Dans notre culture actuelle, la sorcière est considérée comme une figure positive de la libération de la femme, désormais icône de certains courants féministes. Cela n’a pas toujours été le cas, puisqu’entre le 16e et 17e siècle, au temps de la Renaissance, traiter une femme de «sorcière» équivalait à la condamner à mort. Des dizaines de milliers de femmes ont subi ce sort en Europe.
Aujourd’hui encore, ces chasses aux sorcières conditionnent profondément notre système de pensée, nos valeurs et nos comportements. Voilà à quoi l’essai passionnant de Mona Chollet «Sorcières» nous invite à réfléchir. Documenté comme une thèse de doctorat, haletant comme un roman, l’ouvrage de la journaliste au
Monde Diplomatique, originaire de Genève, explore comment l’ombre de la sorcière plane sur la condition féminine pour générer, au fil des siècles, certains archétypes de femmes qui se sont inscrits durablement dans l’inconscient collectif. Beaucoup s’y sont reconnues, à en croire le grand succès public et critique, en Suisse comme en France, qu’a remporté «Sorcières».
Mona Chollet nous incite à réfléchir aux motivations profondes qui sont à l’origine de nos choix. Elle met à jour l’emprise des conventions et le désir d’appartenance qui étouffent trop souvent notre besoin d’incarner notre vraie identité et laisser émerger la sorcière qui est en nous.
A l’instar de «Sorcières», le spectacle que nous désirons créer s’articulera autour de l’héritage multiple engendré par ces siècles de terreur qui ont censurés, tués et réprimés des milliers de femmes et dont les braises des bûchers ne sont pas encore éteintes. Les stigmates sont nombreux, chez les hommes comme chez les femmes. Dès lors, comment sortir de cette hallucination collective afin de dessiner enfin, comme le préconise le manifeste de WITCH, les contours «d’une culture dans laquelle les hommes et les femmes participent de manière égale dans une société véritablement coopérative» ?
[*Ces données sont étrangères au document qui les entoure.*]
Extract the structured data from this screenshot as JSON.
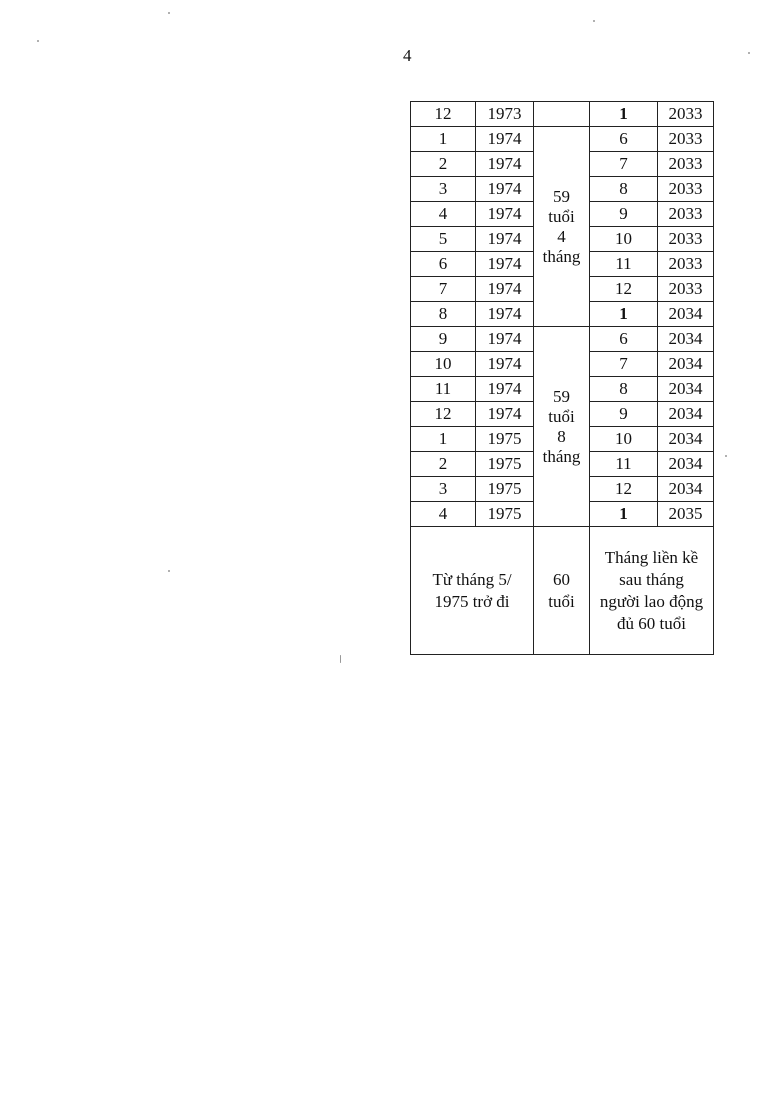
{
  "page_number": "4",
  "table": {
    "rows": [
      {
        "birth_month": "12",
        "birth_year": "1973",
        "retire_month": "1",
        "retire_year": "2033",
        "bold": true
      },
      {
        "birth_month": "1",
        "birth_year": "1974",
        "retire_month": "6",
        "retire_year": "2033",
        "bold": false
      },
      {
        "birth_month": "2",
        "birth_year": "1974",
        "retire_month": "7",
        "retire_year": "2033",
        "bold": false
      },
      {
        "birth_month": "3",
        "birth_year": "1974",
        "retire_month": "8",
        "retire_year": "2033",
        "bold": false
      },
      {
        "birth_month": "4",
        "birth_year": "1974",
        "retire_month": "9",
        "retire_year": "2033",
        "bold": false
      },
      {
        "birth_month": "5",
        "birth_year": "1974",
        "retire_month": "10",
        "retire_year": "2033",
        "bold": false
      },
      {
        "birth_month": "6",
        "birth_year": "1974",
        "retire_month": "11",
        "retire_year": "2033",
        "bold": false
      },
      {
        "birth_month": "7",
        "birth_year": "1974",
        "retire_month": "12",
        "retire_year": "2033",
        "bold": false
      },
      {
        "birth_month": "8",
        "birth_year": "1974",
        "retire_month": "1",
        "retire_year": "2034",
        "bold": true
      },
      {
        "birth_month": "9",
        "birth_year": "1974",
        "retire_month": "6",
        "retire_year": "2034",
        "bold": false
      },
      {
        "birth_month": "10",
        "birth_year": "1974",
        "retire_month": "7",
        "retire_year": "2034",
        "bold": false
      },
      {
        "birth_month": "11",
        "birth_year": "1974",
        "retire_month": "8",
        "retire_year": "2034",
        "bold": false
      },
      {
        "birth_month": "12",
        "birth_year": "1974",
        "retire_month": "9",
        "retire_year": "2034",
        "bold": false
      },
      {
        "birth_month": "1",
        "birth_year": "1975",
        "retire_month": "10",
        "retire_year": "2034",
        "bold": false
      },
      {
        "birth_month": "2",
        "birth_year": "1975",
        "retire_month": "11",
        "retire_year": "2034",
        "bold": false
      },
      {
        "birth_month": "3",
        "birth_year": "1975",
        "retire_month": "12",
        "retire_year": "2034",
        "bold": false
      },
      {
        "birth_month": "4",
        "birth_year": "1975",
        "retire_month": "1",
        "retire_year": "2035",
        "bold": true
      }
    ],
    "age_groups": [
      {
        "start": 0,
        "span": 1,
        "lines": []
      },
      {
        "start": 1,
        "span": 8,
        "lines": [
          "59",
          "tuổi",
          "4",
          "tháng"
        ]
      },
      {
        "start": 9,
        "span": 8,
        "lines": [
          "59",
          "tuổi",
          "8",
          "tháng"
        ]
      }
    ],
    "final_row": {
      "birth": [
        "Từ tháng 5/",
        "1975 trở đi"
      ],
      "age": [
        "60",
        "tuổi"
      ],
      "retire": [
        "Tháng liền kề",
        "sau tháng",
        "người lao động",
        "đủ 60 tuổi"
      ]
    }
  }
}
Pour aborder de manière limpide et profonde les défis que cette question requiert de relever, nous traiterons de trois types de sorcières modernes, trois figures féminines qui paient un lourd tribut à cet héritage dominant et haineux ; les femmes indépendantes, les femmes qui n’ont pas de désir d’enfant et les femmes vieillissantes. Autant de femmes qui se définissent, non pas par rapport à un homme ou à une progéniture, mais par elles-mêmes et vivent pour elles-mêmes, représentant de ce fait même une menace à l’ordre établi.